I'd like this to imply $A$ is a polynomial ring too, but is it?
 A: The third bullet point is automatic by Noether Normalization. What you ask is certainly true if you assume that $A=A_0\oplus A_1\oplus A_2\oplus\cdots$ as a graded ring with $A_0=k$ and $A_1$ generates it. This follows from the fact that your assumptions imply $A$ is a regular ring and then if $A$ is of the form I wrote, $\dim_k A_1=n$ and the rest will follow. 
The regularity of $A$ follows from your hypothesis even without gradedness assumption. I do not offhand know an example where $A$ is not a polynomial ring.
A: The answer to my question is in the affirmative. I've now found two proofs. The result is apparently old and originally due to Macaulay. 

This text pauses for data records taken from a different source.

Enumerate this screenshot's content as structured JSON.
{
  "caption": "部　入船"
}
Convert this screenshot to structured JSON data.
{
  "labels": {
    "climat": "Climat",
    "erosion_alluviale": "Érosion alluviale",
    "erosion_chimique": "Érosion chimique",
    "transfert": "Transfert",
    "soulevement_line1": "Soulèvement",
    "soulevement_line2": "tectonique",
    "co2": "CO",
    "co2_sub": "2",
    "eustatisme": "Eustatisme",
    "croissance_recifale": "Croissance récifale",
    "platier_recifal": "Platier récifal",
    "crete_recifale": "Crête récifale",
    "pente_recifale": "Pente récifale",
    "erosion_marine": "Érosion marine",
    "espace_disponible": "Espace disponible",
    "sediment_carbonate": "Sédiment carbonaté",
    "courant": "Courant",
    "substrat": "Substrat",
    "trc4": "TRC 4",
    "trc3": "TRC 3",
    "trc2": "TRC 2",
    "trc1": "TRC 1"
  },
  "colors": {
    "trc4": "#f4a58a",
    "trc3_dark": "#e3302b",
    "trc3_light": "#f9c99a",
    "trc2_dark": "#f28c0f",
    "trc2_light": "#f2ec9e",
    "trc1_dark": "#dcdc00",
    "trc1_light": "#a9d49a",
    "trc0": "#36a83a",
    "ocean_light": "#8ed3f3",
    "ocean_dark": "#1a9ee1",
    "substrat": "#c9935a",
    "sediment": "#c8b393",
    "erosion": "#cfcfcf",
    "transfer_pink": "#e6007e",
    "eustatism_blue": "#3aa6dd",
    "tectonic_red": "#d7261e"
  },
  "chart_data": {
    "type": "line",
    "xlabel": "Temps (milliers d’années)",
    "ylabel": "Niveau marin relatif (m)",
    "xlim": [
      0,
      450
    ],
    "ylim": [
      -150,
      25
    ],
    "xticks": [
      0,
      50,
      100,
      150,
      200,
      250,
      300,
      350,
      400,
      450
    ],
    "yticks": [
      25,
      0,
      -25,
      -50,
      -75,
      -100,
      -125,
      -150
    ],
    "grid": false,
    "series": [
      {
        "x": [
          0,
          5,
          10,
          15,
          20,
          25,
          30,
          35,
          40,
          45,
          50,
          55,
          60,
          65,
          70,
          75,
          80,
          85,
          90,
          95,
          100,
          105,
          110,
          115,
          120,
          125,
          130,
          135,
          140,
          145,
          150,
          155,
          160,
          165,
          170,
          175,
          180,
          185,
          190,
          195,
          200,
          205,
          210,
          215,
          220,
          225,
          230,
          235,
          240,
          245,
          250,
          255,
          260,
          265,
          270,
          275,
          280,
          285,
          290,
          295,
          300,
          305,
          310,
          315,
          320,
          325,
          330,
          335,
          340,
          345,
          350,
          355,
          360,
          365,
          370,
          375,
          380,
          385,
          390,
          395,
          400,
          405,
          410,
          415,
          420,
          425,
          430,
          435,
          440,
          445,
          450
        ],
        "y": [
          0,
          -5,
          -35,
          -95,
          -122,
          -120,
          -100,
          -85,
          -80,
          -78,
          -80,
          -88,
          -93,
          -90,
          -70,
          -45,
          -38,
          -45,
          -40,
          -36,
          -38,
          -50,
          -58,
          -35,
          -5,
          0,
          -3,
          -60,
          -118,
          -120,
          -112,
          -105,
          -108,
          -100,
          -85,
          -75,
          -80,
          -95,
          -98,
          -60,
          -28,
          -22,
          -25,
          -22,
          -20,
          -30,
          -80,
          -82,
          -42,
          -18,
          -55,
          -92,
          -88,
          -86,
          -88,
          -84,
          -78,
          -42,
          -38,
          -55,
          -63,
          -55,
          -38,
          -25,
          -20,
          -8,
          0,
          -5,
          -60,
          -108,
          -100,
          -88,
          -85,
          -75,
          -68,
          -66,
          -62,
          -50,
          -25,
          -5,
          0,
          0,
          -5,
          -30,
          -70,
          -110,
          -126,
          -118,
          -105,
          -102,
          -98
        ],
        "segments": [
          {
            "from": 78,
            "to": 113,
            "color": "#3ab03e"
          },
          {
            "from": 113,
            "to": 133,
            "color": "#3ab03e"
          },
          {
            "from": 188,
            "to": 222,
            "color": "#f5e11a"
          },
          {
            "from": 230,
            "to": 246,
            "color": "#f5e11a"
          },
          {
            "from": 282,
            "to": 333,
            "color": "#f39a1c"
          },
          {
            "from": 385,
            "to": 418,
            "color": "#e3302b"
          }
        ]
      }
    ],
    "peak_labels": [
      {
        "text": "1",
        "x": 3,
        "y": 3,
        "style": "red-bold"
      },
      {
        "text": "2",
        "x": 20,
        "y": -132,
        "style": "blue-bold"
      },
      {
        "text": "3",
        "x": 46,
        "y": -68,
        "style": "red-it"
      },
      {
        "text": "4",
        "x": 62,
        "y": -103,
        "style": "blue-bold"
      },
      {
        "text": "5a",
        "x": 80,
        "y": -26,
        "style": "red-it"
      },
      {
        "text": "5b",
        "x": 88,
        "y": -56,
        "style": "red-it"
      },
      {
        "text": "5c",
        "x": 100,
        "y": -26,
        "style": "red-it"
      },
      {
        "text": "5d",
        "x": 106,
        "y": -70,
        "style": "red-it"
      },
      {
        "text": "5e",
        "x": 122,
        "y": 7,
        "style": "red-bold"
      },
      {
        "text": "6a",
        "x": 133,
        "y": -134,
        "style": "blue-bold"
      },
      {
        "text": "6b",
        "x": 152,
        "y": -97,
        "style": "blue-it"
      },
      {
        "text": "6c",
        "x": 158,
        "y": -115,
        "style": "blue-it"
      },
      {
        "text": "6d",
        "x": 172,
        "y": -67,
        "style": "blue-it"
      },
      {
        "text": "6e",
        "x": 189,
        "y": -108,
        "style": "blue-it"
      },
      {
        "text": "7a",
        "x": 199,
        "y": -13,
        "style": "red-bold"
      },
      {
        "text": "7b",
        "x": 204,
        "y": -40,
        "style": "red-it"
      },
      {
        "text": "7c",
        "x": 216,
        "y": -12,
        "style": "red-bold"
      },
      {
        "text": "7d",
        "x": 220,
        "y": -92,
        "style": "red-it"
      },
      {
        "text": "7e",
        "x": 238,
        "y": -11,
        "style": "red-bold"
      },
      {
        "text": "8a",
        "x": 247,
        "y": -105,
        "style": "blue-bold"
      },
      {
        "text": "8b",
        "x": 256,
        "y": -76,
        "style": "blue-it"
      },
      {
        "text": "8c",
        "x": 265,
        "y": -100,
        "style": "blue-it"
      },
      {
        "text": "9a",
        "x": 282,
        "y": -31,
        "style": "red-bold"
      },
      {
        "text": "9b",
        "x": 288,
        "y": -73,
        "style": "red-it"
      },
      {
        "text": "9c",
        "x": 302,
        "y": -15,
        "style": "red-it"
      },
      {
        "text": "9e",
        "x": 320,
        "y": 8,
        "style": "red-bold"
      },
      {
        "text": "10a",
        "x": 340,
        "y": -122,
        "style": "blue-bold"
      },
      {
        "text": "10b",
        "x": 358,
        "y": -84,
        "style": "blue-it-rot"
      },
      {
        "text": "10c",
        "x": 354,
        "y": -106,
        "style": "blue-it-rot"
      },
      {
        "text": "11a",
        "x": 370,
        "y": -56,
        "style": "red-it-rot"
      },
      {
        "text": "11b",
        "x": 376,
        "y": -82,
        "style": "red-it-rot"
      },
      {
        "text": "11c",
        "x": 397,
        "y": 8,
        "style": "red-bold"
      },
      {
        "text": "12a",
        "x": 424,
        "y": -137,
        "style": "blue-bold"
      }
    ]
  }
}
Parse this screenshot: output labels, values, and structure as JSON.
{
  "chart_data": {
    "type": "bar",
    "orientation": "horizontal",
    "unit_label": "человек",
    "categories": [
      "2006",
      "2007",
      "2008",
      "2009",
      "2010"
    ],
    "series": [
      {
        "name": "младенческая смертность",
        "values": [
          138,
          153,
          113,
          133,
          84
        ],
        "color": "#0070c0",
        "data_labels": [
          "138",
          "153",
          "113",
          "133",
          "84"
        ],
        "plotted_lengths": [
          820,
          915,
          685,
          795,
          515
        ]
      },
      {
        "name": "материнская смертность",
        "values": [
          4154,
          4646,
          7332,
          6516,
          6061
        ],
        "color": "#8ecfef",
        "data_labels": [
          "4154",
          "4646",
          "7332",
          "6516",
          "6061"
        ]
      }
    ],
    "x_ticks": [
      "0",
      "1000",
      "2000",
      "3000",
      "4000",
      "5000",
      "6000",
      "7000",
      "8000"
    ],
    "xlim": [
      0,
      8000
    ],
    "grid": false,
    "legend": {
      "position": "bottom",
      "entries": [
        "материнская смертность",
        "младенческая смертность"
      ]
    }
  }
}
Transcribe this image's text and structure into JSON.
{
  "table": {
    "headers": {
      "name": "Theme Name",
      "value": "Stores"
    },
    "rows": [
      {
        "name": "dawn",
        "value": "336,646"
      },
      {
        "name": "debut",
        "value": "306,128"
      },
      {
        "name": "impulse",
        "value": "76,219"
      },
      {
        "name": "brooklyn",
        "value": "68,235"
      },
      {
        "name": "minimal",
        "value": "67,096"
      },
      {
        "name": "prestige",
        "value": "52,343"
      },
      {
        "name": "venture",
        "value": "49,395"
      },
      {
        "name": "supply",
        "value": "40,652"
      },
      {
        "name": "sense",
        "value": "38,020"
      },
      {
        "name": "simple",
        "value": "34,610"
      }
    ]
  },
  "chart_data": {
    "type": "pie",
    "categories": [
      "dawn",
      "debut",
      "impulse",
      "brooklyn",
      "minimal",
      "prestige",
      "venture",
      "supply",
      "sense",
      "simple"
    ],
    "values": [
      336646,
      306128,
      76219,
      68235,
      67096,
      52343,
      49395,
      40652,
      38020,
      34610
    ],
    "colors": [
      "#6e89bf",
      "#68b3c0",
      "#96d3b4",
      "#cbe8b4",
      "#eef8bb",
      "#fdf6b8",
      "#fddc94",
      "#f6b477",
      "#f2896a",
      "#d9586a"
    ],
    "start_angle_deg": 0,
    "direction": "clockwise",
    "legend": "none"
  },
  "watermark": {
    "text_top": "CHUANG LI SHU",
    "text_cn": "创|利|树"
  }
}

One is on pp. 155 and 171 of Larry Smith's book Polynomial Invariants of Finite Groups. It uses some homological algebra to prove first that without the finiteness assumption, the polynomial ring is free over $A$ if and only if $A$ is a polynomial ring on a regular sequence of generators. More than this, finiteness of the polynomial ring over $A$ shows this sequence can have length no less than $n$, and regularity that it can have length no more than $n$. It is also shown that given a sequence $f_1,\ldots,f_n \in k[x_1,\ldots,x_n]$, it is regular if and only if the $f_i$ are algebraically independent and $k[x_1,\ldots,x_n]$ is a finite $k[f_1,\ldots,f_n]$-module.
The second is in Richard Kane's Reflection Groups and Invariant Theory. Starting on p. 195, he wants to show that if a polynomial ring $S(V)$ (symmetric algebra on a vector space $V$) is finite over $R = S(V)^G$ the invariants of some $G$-action by pseudo-reflections on $V$ and $S$ is a finite, free $R$-module, then $R$ is a polynomial algebra. He carries this through with a generators-and-relations level approach involving formal partial derivatives and Euler's theorem on homogeneous functions to leverage a hypothetical algebraic relation on the generators of $R$ into an $S$-linear and then an $R$-linear relation among these same generators and contradict minimality. But nothing in his approach uses anything other than that $S$ is a polynomial ring and there is some generator of $R$ of order relatively prime to the characteristic of $k$.